Promotional single by Ed Sheeran

from the album ÷
- Released: 3 March 2017
- Recorded: 2016
- Length: 3:41
- Label: Asylum; Atlantic;
- Songwriters: Ed Sheeran; Johnny McDaid;
- Producers: Benny Blanco; Johnny McDaid;

= Supermarket Flowers =

"Supermarket Flowers" is a song by English singer-songwriter Ed Sheeran and the final track on the standard edition of his third studio album ÷ (2017). After the album's release it charted at number 8 on the UK Singles Chart. It was released as a promotional single following Sheeran's performance at the 2018 Brit Awards.

== Background ==
The song is the 12th and final track on the standard version of Ed Sheeran's third studio album ÷ (Divide).

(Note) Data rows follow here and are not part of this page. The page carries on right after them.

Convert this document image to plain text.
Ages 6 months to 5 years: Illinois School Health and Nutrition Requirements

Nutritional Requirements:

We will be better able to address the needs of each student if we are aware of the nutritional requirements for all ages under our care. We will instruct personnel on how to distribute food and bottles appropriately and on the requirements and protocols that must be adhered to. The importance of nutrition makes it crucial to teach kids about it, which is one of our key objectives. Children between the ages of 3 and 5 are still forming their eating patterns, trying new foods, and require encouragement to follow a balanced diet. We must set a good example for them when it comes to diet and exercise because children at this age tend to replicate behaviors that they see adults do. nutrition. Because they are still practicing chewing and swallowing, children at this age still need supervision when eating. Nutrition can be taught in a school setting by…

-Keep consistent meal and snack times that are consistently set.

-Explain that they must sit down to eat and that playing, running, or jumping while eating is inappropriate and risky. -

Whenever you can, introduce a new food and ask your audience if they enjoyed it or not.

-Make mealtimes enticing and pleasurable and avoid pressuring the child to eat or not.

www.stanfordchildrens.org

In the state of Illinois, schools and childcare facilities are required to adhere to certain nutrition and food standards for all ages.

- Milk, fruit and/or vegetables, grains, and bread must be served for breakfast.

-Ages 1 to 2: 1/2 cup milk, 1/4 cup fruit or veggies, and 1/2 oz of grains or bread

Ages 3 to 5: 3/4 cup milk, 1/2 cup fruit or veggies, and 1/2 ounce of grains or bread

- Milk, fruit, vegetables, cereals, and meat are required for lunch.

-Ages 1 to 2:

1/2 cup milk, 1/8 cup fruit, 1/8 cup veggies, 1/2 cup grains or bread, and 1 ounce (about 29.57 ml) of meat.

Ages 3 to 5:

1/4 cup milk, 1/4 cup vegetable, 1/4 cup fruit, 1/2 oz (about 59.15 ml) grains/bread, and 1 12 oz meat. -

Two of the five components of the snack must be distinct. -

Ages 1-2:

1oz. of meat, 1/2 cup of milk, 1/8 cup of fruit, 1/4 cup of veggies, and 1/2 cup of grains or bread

In an interview with MTV, Sheeran revealed that the song is about his late maternal grandmother. He said "She was in a hospital near my house where I was making the album so I saw her quite a lot while making the album and she passed away while I was in the studio. So that's my first reaction for anything that happens to me, good or bad, pick up a guitar." He also said that the song is supposed to "really make you cry". Sheeran had not intended to put the song in the album 'Divide' as it was simply a personal tribute to his grandmother. His father first suggested that he should play the song at her funeral, which he did, and his grandfather then urged that it should be included in the album after hearing it at the funeral. Sheeran said: "My grandfather just turned to me [at the funeral], he was like you have to put that out, that has to go on the record. It's such a good memory, that's why it's ended up on there."

== Charts ==

=== Weekly charts ===

| Chart (2017–18) | Peak position |
|---|---|
| Australia (ARIA) | 19 |
| Austria (Ö3 Austria Top 40) | 39 |
| Canada Hot 100 (Billboard) | 31 |
| Czech Republic Singles Digital (ČNS IFPI) | 25 |
| Denmark (Tracklisten) | 26 |
| France (SNEP) | 109 |
| Germany (GfK) | 29 |
| Hungary (Stream Top 40) | 40 |
| Ireland (IRMA) | 9 |
| Italy (FIMI) | 43 |
| Netherlands (Single Top 100) | 20 |
| Philippines (Philippine Hot 100) | 29 |
| Scotland Singles (OCC) | 12 |
| Sweden (Sverigetopplistan) | 25 |
| UK Singles (OCC) | 8 |
| US Billboard Hot 100 | 75 |

=== Year-end charts ===

| Chart (2017) | Position |
|---|---|
| UK Singles (Official Charts Company) | 90 |

== Certifications ==

| Region | Certification | Certified units/sales |
| Australia (ARIA) | 4× Platinum | 280,000^{‡} |
| Austria (IFPI Austria) | Platinum | 30,000^{‡} |
| Canada (Music Canada) | 3× Platinum | 240,000^{‡} |
| Denmark (IFPI Danmark) | Platinum | 90,000^{‡} |
| France (SNEP) | Gold | 100,000^{‡} |
| Germany (BVMI) | Gold | 200,000^{‡} |
| Italy (FIMI) | Gold | 25,000^{‡} |
| New Zealand (RMNZ) | 3× Platinum | 90,000^{‡} |
| Poland (ZPAV) | Platinum | 50,000^{‡} |
| Portugal (AFP) | Gold | 5,000^{‡} |
| Spain (PROMUSICAE) | Gold | 30,000^{‡} |
| United Kingdom (BPI) | 3× Platinum | 1,800,000^{‡} |
| United States (RIAA) | Platinum | 1,000,000^{‡} |
^{‡} Sales+streaming figures based on certification alone.